Let us pause for a second. Why does my family have three chess sets? When my Dad was posted in the east, we made lots of trips to-and-from Delhi. And on the train would appear 'chinese' goods salesmen with weird contraptions. And we ended up owning a lot of that stuff, including:
1. Reeking chinese balms for headaches
2. Torchlights and Emergency Lamps
3. Really tasteless rock-hard Chewing Gums
5. Sound making guns - makes excellent gifts for whining cousins.

Ok, back to the incident.

'But why do we need this tiny board? Even the pieces are so small!'
'Look Arvind! It's magnetic. We can have games on the train.'

He proudly displayed effects of the north-south polarized magnets. The pieces clung to the black-white surface, desperate not to get relegated to the dump.

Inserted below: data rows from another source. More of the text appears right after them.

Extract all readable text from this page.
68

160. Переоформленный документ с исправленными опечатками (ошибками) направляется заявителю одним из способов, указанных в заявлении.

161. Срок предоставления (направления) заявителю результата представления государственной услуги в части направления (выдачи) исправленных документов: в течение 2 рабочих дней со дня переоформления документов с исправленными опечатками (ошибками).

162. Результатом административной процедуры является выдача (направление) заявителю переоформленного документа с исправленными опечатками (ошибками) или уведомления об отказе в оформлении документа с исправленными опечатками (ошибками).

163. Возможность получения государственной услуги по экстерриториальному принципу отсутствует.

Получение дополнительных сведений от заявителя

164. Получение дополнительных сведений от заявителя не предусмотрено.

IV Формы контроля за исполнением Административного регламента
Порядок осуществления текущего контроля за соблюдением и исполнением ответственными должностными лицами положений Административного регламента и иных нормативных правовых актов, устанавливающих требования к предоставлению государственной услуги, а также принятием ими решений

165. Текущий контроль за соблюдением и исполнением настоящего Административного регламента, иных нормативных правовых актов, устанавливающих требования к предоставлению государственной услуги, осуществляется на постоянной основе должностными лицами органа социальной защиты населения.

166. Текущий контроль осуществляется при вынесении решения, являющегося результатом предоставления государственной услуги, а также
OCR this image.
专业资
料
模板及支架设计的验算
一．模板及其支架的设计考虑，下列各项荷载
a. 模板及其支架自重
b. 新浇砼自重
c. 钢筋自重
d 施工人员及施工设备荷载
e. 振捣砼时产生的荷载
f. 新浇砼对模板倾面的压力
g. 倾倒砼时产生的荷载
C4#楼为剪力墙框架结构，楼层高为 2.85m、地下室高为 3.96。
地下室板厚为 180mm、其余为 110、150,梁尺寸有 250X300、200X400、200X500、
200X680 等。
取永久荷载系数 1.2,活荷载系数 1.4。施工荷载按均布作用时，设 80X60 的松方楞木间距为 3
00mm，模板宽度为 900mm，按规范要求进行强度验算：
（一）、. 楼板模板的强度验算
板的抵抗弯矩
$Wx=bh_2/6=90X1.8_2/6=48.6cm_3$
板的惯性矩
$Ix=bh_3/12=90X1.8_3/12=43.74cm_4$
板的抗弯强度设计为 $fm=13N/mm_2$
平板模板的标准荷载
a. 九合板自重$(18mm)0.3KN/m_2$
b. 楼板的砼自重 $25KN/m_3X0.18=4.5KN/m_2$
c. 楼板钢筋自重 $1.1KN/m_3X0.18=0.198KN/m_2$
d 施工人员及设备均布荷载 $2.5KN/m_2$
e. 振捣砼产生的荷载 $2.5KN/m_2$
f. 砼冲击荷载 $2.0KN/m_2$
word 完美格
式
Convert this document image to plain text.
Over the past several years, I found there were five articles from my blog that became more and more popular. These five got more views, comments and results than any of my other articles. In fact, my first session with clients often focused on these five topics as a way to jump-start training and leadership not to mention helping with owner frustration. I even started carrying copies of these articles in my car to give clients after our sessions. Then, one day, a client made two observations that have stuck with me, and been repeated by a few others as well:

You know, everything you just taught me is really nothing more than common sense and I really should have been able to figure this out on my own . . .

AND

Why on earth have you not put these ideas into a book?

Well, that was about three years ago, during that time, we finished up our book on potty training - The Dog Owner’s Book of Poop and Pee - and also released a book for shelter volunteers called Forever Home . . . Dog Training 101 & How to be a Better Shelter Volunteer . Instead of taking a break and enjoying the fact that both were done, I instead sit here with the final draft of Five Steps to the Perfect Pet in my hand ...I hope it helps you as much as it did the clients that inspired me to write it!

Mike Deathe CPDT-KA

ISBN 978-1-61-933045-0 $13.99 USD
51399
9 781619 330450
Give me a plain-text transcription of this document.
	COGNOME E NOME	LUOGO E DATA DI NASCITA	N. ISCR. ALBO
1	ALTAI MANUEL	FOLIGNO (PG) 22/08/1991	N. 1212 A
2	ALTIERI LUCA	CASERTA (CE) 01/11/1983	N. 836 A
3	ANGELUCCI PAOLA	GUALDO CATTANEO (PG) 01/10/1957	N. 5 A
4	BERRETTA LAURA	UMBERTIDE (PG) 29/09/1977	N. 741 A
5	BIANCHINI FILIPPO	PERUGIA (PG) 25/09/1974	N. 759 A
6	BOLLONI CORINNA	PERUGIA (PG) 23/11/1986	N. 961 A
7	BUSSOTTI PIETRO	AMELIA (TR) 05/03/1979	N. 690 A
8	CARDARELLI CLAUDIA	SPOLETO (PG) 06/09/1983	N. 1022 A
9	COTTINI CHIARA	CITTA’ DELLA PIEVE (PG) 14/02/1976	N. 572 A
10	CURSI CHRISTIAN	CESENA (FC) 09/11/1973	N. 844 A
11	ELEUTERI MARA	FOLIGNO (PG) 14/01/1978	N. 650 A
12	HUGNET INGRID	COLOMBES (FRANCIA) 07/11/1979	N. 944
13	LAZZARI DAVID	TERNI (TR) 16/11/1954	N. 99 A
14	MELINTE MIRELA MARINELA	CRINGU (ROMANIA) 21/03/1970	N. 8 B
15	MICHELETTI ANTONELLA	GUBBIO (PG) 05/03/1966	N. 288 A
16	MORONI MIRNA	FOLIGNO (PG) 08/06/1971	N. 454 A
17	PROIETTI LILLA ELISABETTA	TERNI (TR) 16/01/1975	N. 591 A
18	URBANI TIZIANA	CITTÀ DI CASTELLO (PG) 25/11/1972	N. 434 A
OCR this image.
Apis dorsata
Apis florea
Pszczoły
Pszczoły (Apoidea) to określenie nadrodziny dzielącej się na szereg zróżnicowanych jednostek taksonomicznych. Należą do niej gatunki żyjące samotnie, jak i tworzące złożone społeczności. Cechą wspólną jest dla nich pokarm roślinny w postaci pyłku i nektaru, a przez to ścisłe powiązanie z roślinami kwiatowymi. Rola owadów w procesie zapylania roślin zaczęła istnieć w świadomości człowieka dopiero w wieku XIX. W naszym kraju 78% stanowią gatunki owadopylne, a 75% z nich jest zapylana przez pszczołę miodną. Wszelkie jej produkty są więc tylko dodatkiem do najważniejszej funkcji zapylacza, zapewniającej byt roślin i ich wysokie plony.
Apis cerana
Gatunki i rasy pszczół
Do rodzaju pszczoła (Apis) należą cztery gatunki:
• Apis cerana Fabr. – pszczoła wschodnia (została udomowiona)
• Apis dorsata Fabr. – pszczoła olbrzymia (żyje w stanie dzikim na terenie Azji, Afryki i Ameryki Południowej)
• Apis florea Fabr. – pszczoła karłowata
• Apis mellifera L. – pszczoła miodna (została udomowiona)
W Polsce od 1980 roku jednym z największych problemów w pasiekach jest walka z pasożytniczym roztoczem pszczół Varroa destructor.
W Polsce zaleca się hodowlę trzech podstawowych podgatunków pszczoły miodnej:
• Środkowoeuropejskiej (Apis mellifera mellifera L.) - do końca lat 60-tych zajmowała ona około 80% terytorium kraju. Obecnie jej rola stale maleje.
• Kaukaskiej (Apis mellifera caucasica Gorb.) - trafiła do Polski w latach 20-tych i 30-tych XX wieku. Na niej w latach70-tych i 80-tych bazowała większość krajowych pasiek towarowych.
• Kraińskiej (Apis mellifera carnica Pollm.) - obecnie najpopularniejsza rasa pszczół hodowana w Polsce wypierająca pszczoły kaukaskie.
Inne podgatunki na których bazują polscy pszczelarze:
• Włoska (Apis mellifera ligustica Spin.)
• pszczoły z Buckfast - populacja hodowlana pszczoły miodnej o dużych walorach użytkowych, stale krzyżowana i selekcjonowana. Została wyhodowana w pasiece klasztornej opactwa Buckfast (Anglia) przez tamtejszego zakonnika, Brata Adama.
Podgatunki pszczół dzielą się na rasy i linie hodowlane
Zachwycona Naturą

'But it's not even a complete set Daddy! Let's just throw it out.'

He meticulously picked out a few more rooks and knights from the junk bag. 'Look! All of them are in this bag....Or at least they should be.'

'No Dad. Let go. It's time to throw it away.'

The discussion was interrupted soon and the chessboard just lay there inert for the next three days. If the past is any indicator, my Dad won't think about it again without the aid of a random prompt.

We males aren't the cold decision makers in the house, it's the women. This morning I spotted a checkered board in the dustbin. Dad may have pieced together the board, but it's my Mom who made the last move.


p.s - Dad, if you end up reading this, we do have another two chess sets.